ESPE Abstracts (2016) 86 P-P1-130

Triple X Syndrome: An Evaluation of Bone Mineral Status and Metabolism

Stefano Stagia, Perla Scalinia, Mariarosaria Di Tommasob, Maria Parpagnolia, Silvia Pacia, Fabrizio Masoni f, Francesco Chiarellic, Alberto Verrottid, Silvia Guarduccie, Sabrina Giglioe, Silvia Romanoe & Maurizio de Martinoa

aHealth Science Department, University of Florence, Anna Meyer Children’s University Hospital, Florence, Italy; bDepartment of Health Sciences, University of Florence, Careggi Hospital, Florence, Italy; cDepartment of Paediatrics, Universty of Chieti, Chieti, Italy; dDepartment of Paediatrics, University of L’Aquila, L’Aquila, Italy; eGenetics and Molecular Medicine Unit, Anna Meyer Children’s University Hospital, Florence, Italy; fPaediatric Unit, Empoli Hospital, Empoli, Italy

Background: However, no study has considered the effect of a supernumerary X chromosome on bone mineral status and bone metabolism.

Objective and hypotheses: To evaluate bone mineral status and metabolism in a cohort of patients with nonmosaic triple X syndrome.

Method: Nineteen girls (median age 10.9, range 7.7–15.9 years) with nonmosaic triple X syndrome were cross-sectionally studied and compared to an age- and body-size-matched control group.
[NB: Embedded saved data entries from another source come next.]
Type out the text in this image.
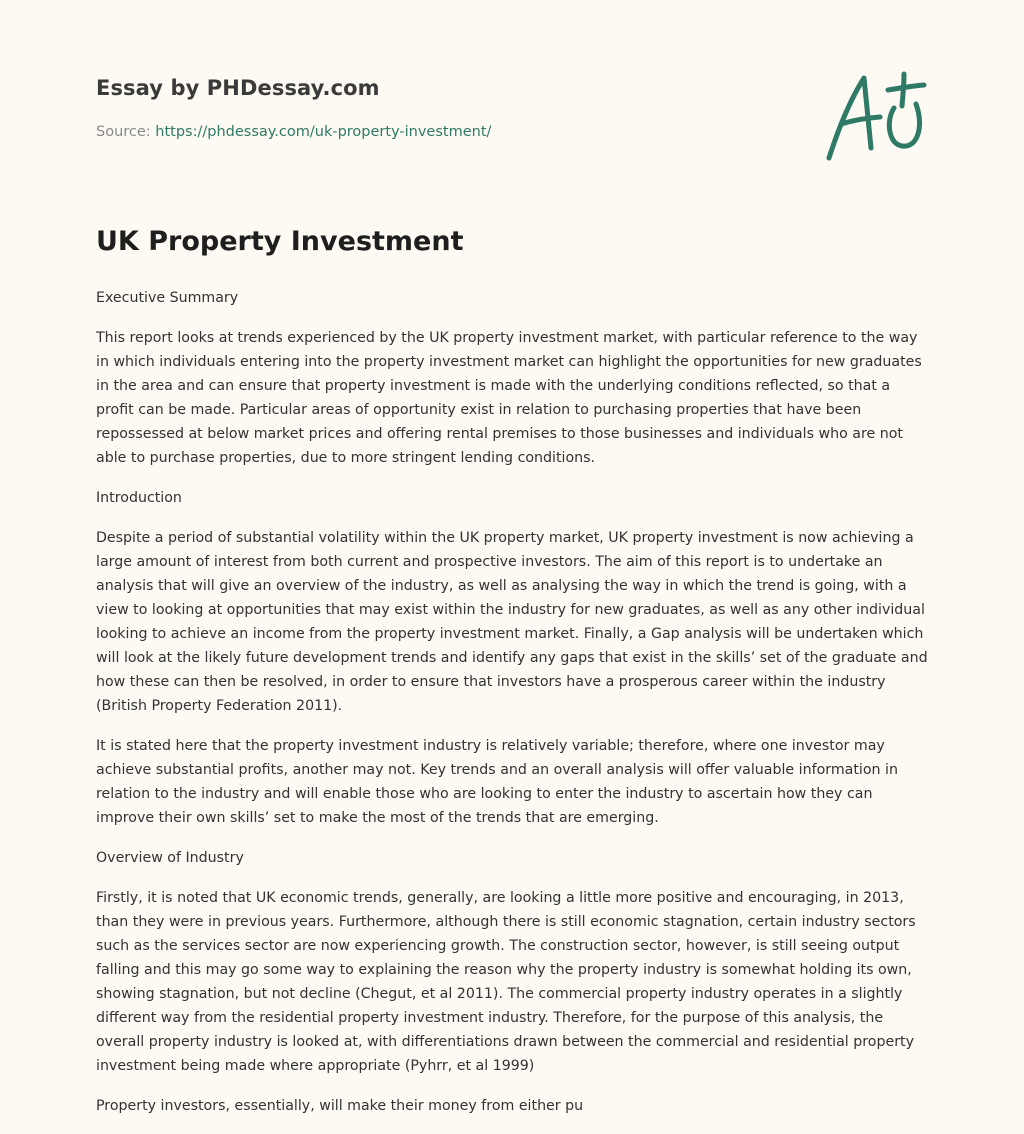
Essay by PHDessay.com
Source: https://phdessay.com/uk-property-investment/
UK Property Investment

Executive Summary

This report looks at trends experienced by the UK property investment market, with particular reference to the way in which individuals entering into the property investment market can highlight the opportunities for new graduates in the area and can ensure that property investment is made with the underlying conditions reflected, so that a profit can be made. Particular areas of opportunity exist in relation to purchasing properties that have been repossessed at below market prices and offering rental premises to those businesses and individuals who are not able to purchase properties, due to more stringent lending conditions.

Introduction

Despite a period of substantial volatility within the UK property market, UK property investment is now achieving a large amount of interest from both current and prospective investors. The aim of this report is to undertake an analysis that will give an overview of the industry, as well as analysing the way in which the trend is going, with a view to looking at opportunities that may exist within the industry for new graduates, as well as any other individual looking to achieve an income from the property investment market. Finally, a Gap analysis will be undertaken which will look at the likely future development trends and identify any gaps that exist in the skills’ set of the graduate and how these can then be resolved, in order to ensure that investors have a prosperous career within the industry (British Property Federation 2011).

It is stated here that the property investment industry is relatively variable; therefore, where one investor may achieve substantial profits, another may not. Key trends and an overall analysis will offer valuable information in relation to the industry and will enable those who are looking to enter the industry to ascertain how they can improve their own skills’ set to make the most of the trends that are emerging.

Overview of Industry

Firstly, it is noted that UK economic trends, generally, are looking a little more positive and encouraging, in 2013, than they were in previous years. Furthermore, although there is still economic stagnation, certain industry sectors such as the services sector are now experiencing growth. The construction sector, however, is still seeing output falling and this may go some way to explaining the reason why the property industry is somewhat holding its own, showing stagnation, but not decline (Chegut, et al 2011). The commercial property industry operates in a slightly different way from the residential property investment industry. Therefore, for the purpose of this analysis, the overall property industry is looked at, with differentiations drawn between the commercial and residential property investment being made where appropriate (Pyhrr, et al 1999)

Property investors, essentially, will make their money from either pu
We evaluated ionised and total calcium, phosphate, parathyroid hormone (PTH), 25-hydroxyvitamin D (25[OH]D), 1,25-dihydroxyvitamin D, osteocalcin, bone alkaline phosphatase levels, and urinary deoxypyridinoline concentrations. We also calculated the phalangeal amplitude-dependent speed of sound (AD-SoS) and the bone transmission time (BTT) z-scores.
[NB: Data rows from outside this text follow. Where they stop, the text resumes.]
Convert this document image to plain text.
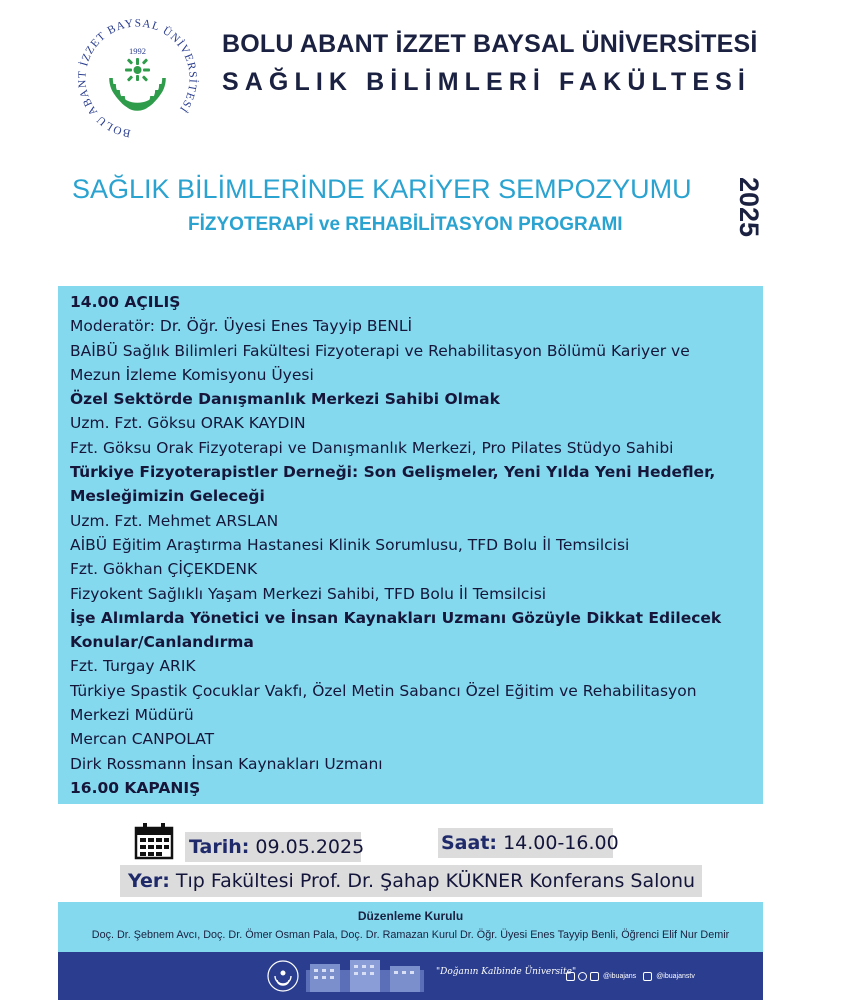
BOLU ABANT İZZET BAYSAL ÜNİVERSİTESİ
1992	BOLU ABANT İZZET BAYSAL ÜNİVERSİTESİ
SAĞLIK BİLİMLERİ FAKÜLTESİ
SAĞLIK BİLİMLERİNDE KARİYER SEMPOZYUMU
FİZYOTERAPİ ve REHABİLİTASYON PROGRAMI	2025
14.00 AÇILIŞ
Moderatör: Dr. Öğr. Üyesi Enes Tayyip BENLİ
BAİBÜ Sağlık Bilimleri Fakültesi Fizyoterapi ve Rehabilitasyon Bölümü Kariyer ve
Mezun İzleme Komisyonu Üyesi
Özel Sektörde Danışmanlık Merkezi Sahibi Olmak
Uzm. Fzt. Göksu ORAK KAYDIN
Fzt. Göksu Orak Fizyoterapi ve Danışmanlık Merkezi, Pro Pilates Stüdyo Sahibi
Türkiye Fizyoterapistler Derneği: Son Gelişmeler, Yeni Yılda Yeni Hedefler,
Mesleğimizin Geleceği
Uzm. Fzt. Mehmet ARSLAN
AİBÜ Eğitim Araştırma Hastanesi Klinik Sorumlusu, TFD Bolu İl Temsilcisi
Fzt. Gökhan ÇİÇEKDENK
Fizyokent Sağlıklı Yaşam Merkezi Sahibi, TFD Bolu İl Temsilcisi
İşe Alımlarda Yönetici ve İnsan Kaynakları Uzmanı Gözüyle Dikkat Edilecek
Konular/Canlandırma
Fzt. Turgay ARIK
Türkiye Spastik Çocuklar Vakfı, Özel Metin Sabancı Özel Eğitim ve Rehabilitasyon
Merkezi Müdürü
Mercan CANPOLAT
Dirk Rossmann İnsan Kaynakları Uzmanı
16.00 KAPANIŞ
Tarih: 09.05.2025	Saat: 14.00-16.00
Yer: Tıp Fakültesi Prof. Dr. Şahap KÜKNER Konferans Salonu
Düzenleme Kurulu
Doç. Dr. Şebnem Avcı, Doç. Dr. Ömer Osman Pala, Doç. Dr. Ramazan Kurul Dr. Öğr. Üyesi Enes Tayyip Benli, Öğrenci Elif Nur Demir
"Doğanın Kalbinde Üniversite"	@ibuajans	@ibuajanstv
Results: Triple X patients showed significantly reduced AD-SoS (P<0.005) and BTT z-scores (P<0.0001) than the controls. These results persisted when we divided the sample into prepubertal and pubertal patients (P<0.05). Triple X patients also had significantly lower calcium ionised (P<0.005), and higher phosphate (P<0.0001) and PTH (P<0.0001) levels. However, triple X patients also showed significantly reduced 25(OH)D levels (P<0.005). AD-SoS and BTT z-scores values were significantly inversely correlated with age (P<0.005), PTH (P<0.005), and 25(OH)D (P<0.005).
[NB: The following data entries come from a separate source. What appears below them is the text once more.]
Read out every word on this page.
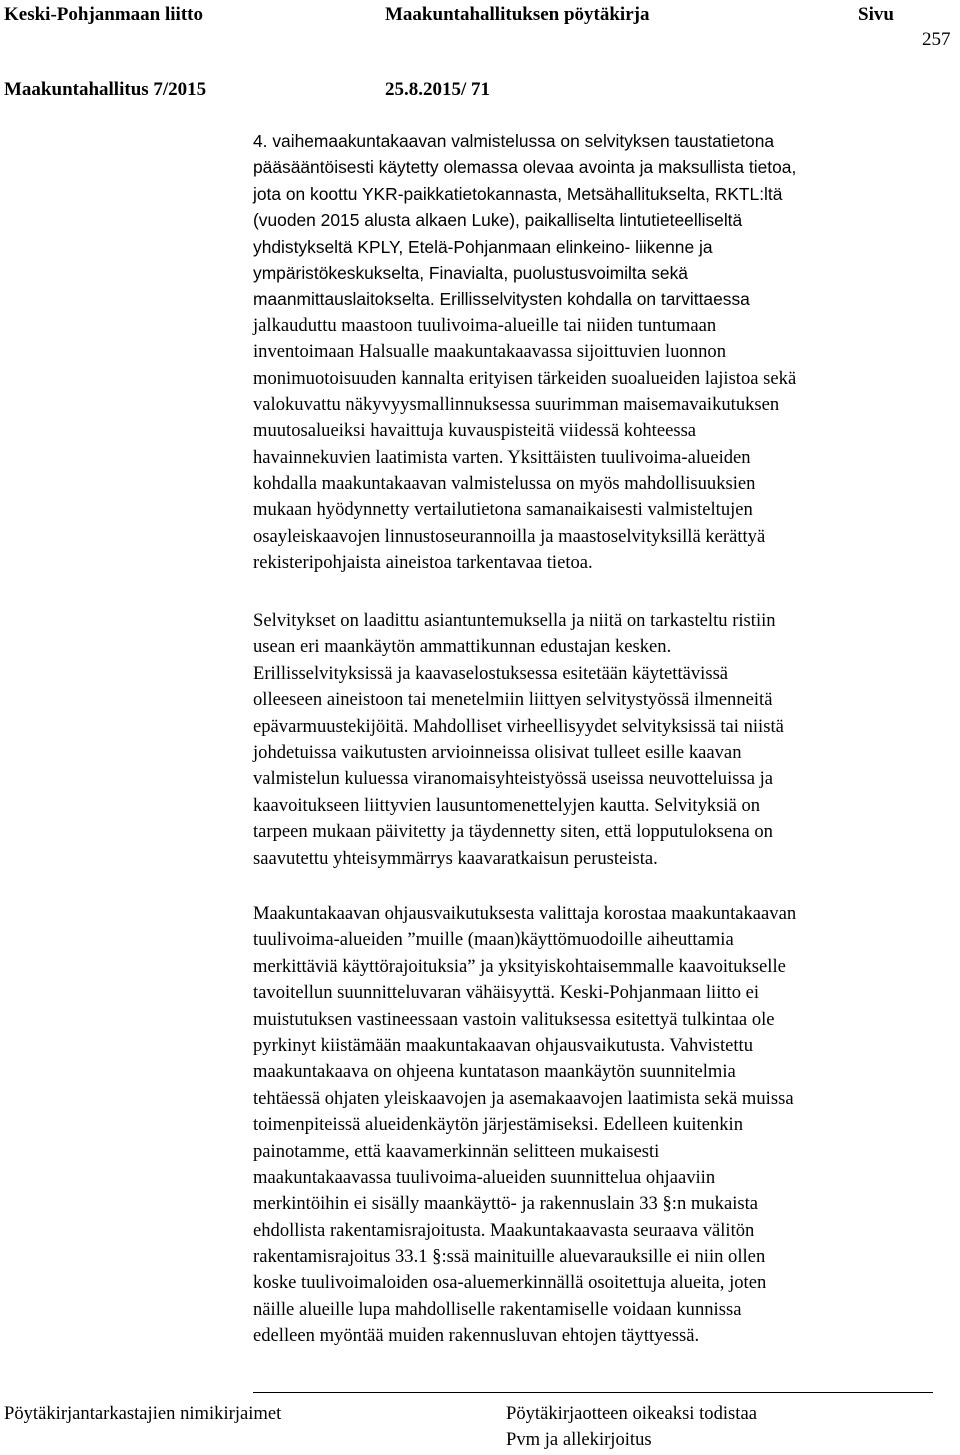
Keski-Pohjanmaan liitto	Maakuntahallituksen pöytäkirja	Sivu
257
Maakuntahallitus 7/2015	25.8.2015/ 71
4. vaihemaakuntakaavan valmistelussa on selvityksen taustatietona
pääsääntöisesti käytetty olemassa olevaa avointa ja maksullista tietoa,
jota on koottu YKR-paikkatietokannasta, Metsähallitukselta, RKTL:ltä
(vuoden 2015 alusta alkaen Luke), paikalliselta lintutieteelliseltä
yhdistykseltä KPLY, Etelä-Pohjanmaan elinkeino- liikenne ja
ympäristökeskukselta, Finavialta, puolustusvoimilta sekä
maanmittauslaitokselta. Erillisselvitysten kohdalla on tarvittaessa
jalkauduttu maastoon tuulivoima-alueille tai niiden tuntumaan
inventoimaan Halsualle maakuntakaavassa sijoittuvien luonnon
monimuotoisuuden kannalta erityisen tärkeiden suoalueiden lajistoa sekä
valokuvattu näkyvyysmallinnuksessa suurimman maisemavaikutuksen
muutosalueiksi havaittuja kuvauspisteitä viidessä kohteessa
havainnekuvien laatimista varten. Yksittäisten tuulivoima-alueiden
kohdalla maakuntakaavan valmistelussa on myös mahdollisuuksien
mukaan hyödynnetty vertailutietona samanaikaisesti valmisteltujen
osayleiskaavojen linnustoseurannoilla ja maastoselvityksillä kerättyä
rekisteripohjaista aineistoa tarkentavaa tietoa.
Selvitykset on laadittu asiantuntemuksella ja niitä on tarkasteltu ristiin
usean eri maankäytön ammattikunnan edustajan kesken.
Erillisselvityksissä ja kaavaselostuksessa esitetään käytettävissä
olleeseen aineistoon tai menetelmiin liittyen selvitystyössä ilmenneitä
epävarmuustekijöitä. Mahdolliset virheellisyydet selvityksissä tai niistä
johdetuissa vaikutusten arvioinneissa olisivat tulleet esille kaavan
valmistelun kuluessa viranomaisyhteistyössä useissa neuvotteluissa ja
kaavoitukseen liittyvien lausuntomenettelyjen kautta. Selvityksiä on
tarpeen mukaan päivitetty ja täydennetty siten, että lopputuloksena on
saavutettu yhteisymmärrys kaavaratkaisun perusteista.
Maakuntakaavan ohjausvaikutuksesta valittaja korostaa maakuntakaavan
tuulivoima-alueiden ”muille (maan)käyttömuodoille aiheuttamia
merkittäviä käyttörajoituksia” ja yksityiskohtaisemmalle kaavoitukselle
tavoitellun suunnitteluvaran vähäisyyttä. Keski-Pohjanmaan liitto ei
muistutuksen vastineessaan vastoin valituksessa esitettyä tulkintaa ole
pyrkinyt kiistämään maakuntakaavan ohjausvaikutusta. Vahvistettu
maakuntakaava on ohjeena kuntatason maankäytön suunnitelmia
tehtäessä ohjaten yleiskaavojen ja asemakaavojen laatimista sekä muissa
toimenpiteissä alueidenkäytön järjestämiseksi. Edelleen kuitenkin
painotamme, että kaavamerkinnän selitteen mukaisesti
maakuntakaavassa tuulivoima-alueiden suunnittelua ohjaaviin
merkintöihin ei sisälly maankäyttö- ja rakennuslain 33 §:n mukaista
ehdollista rakentamisrajoitusta. Maakuntakaavasta seuraava välitön
rakentamisrajoitus 33.1 §:ssä mainituille aluevarauksille ei niin ollen
koske tuulivoimaloiden osa-aluemerkinnällä osoitettuja alueita, joten
näille alueille lupa mahdolliselle rakentamiselle voidaan kunnissa
edelleen myöntää muiden rakennusluvan ehtojen täyttyessä.
Pöytäkirjantarkastajien nimikirjaimet	Pöytäkirjaotteen oikeaksi todistaa
Pvm ja allekirjoitus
Conclusion: Subjects with nonmosaic triple X syndrome exhibit a significant reduction in bone mineral status and showed an impaired bone metabolism similarly to other X polisomy such as Klinefelter syndrome, hypothesizing the presence of a primary bone deficit. This suggests the need to closely monitor these subjects.